MACo submitted comments on the State’s draft zero waste plan on July 25. As previously reported on Conduit Street, the State’s Green House Gas Reduction Plan supports moving Maryland toward a “zero waste” policy and achieving a statewide 80% recycling rate and 85% waste diversion rate by 2040. In response, the Maryland Department of the Environment (MDE) released a draft zero waste plan in April, and invited stakeholder comments.
In its comments, MACo offered five broad principles as well as responding to numerous specific recommendations in the zero waste draft plan. The five principles include:
1. The State must provide financial resources dedicated to the zero waste policy. One of the key challenges counties have faced with recycling is that the State has mandated specific county goals but failed to provide adequate resources to help realize those goals. Implementing a zero waste policy will pose significant new costs on counties, many of which lack the necessary resources. The State must provide ongoing dedicated funding if zero waste is to be truly realized in Maryland.
2. Recycling and waste diversion regulations must be cost effective, flexible, and recognize unique local conditions. Many of the proposed zero waste initiatives will rely on infrastructure changes and the adoption of new technology. Zero waste regulations must recognize the costs these changes will create and not make implementation overly burdensome or expensive. Local flexibility is also paramount – the waste management challenges of Baltimore City are very different from those of the Eastern Shore. A “one size fits all” approach should be avoided.

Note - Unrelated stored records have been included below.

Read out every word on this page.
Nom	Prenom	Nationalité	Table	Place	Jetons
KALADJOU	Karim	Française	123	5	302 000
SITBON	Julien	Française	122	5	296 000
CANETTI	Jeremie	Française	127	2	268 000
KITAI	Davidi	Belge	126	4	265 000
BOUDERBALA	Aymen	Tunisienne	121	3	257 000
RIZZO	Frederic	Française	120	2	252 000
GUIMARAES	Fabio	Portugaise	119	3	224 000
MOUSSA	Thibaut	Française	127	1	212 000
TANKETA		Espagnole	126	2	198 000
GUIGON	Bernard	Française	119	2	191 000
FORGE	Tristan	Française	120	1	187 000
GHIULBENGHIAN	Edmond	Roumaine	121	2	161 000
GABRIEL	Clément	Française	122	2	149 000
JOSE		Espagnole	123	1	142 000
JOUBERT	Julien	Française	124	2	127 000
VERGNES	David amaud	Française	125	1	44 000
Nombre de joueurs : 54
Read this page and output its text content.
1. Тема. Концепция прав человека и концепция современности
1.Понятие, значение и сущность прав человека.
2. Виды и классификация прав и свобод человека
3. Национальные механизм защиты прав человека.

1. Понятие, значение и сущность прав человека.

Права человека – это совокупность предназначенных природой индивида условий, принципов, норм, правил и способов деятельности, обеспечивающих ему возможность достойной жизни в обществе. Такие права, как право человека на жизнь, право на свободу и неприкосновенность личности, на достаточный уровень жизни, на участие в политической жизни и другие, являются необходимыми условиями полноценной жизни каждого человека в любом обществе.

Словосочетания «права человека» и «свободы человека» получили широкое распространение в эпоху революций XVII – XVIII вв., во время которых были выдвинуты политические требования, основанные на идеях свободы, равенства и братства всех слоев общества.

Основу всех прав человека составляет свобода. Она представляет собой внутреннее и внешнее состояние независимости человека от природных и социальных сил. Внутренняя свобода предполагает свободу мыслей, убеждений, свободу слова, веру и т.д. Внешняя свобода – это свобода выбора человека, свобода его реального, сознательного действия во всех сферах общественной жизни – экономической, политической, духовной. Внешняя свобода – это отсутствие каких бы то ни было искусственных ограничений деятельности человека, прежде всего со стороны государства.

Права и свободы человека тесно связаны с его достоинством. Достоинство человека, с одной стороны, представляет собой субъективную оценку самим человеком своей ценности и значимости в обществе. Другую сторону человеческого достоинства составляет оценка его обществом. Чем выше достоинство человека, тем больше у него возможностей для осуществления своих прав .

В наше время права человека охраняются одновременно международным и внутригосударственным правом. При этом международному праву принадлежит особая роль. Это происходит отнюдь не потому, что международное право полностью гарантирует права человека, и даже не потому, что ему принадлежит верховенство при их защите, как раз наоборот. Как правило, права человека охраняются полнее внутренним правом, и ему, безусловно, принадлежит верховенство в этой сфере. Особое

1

3. All involved stakeholders must participate. If zero waste is to be successful in Maryland, counties cannot be expected to reach the State’s ambitious recycling and waste diversion goals alone. The effort will require participation from all involved stakeholders, including the commercial and retail sectors, municipalities, waste haulers and recyclers, and the State.
4. Ongoing consultation is critical. If zero waste is going to be successful, it is vital the State consult and collaborate with the counties and other stakeholders continuously. The consultation should not stop after the first version of the zero waste plan is adopted.
5. Further research on the costs and benefits of zero waste is needed, particularly as it pertains to Maryland. MACo feels that the draft plan does not provide sufficient research regarding some of its claims on the costs and benefits a zero waste policy would bring to Maryland. If zero waste is to be successful here, further cost/benefit analysis is needed so that a truly realistic and useful plan can be crafted.
MDE also hosted a local government stakeholders workgroup on July 29 that was attended by MACo Legal and Policy Counsel Les Knapp as well as numerous county recycling and waste management officials. Based on feedback received from the participants, MDE plans to revise its draft over the next several months. MDE also plans to meet with business and environmental stakeholders as well.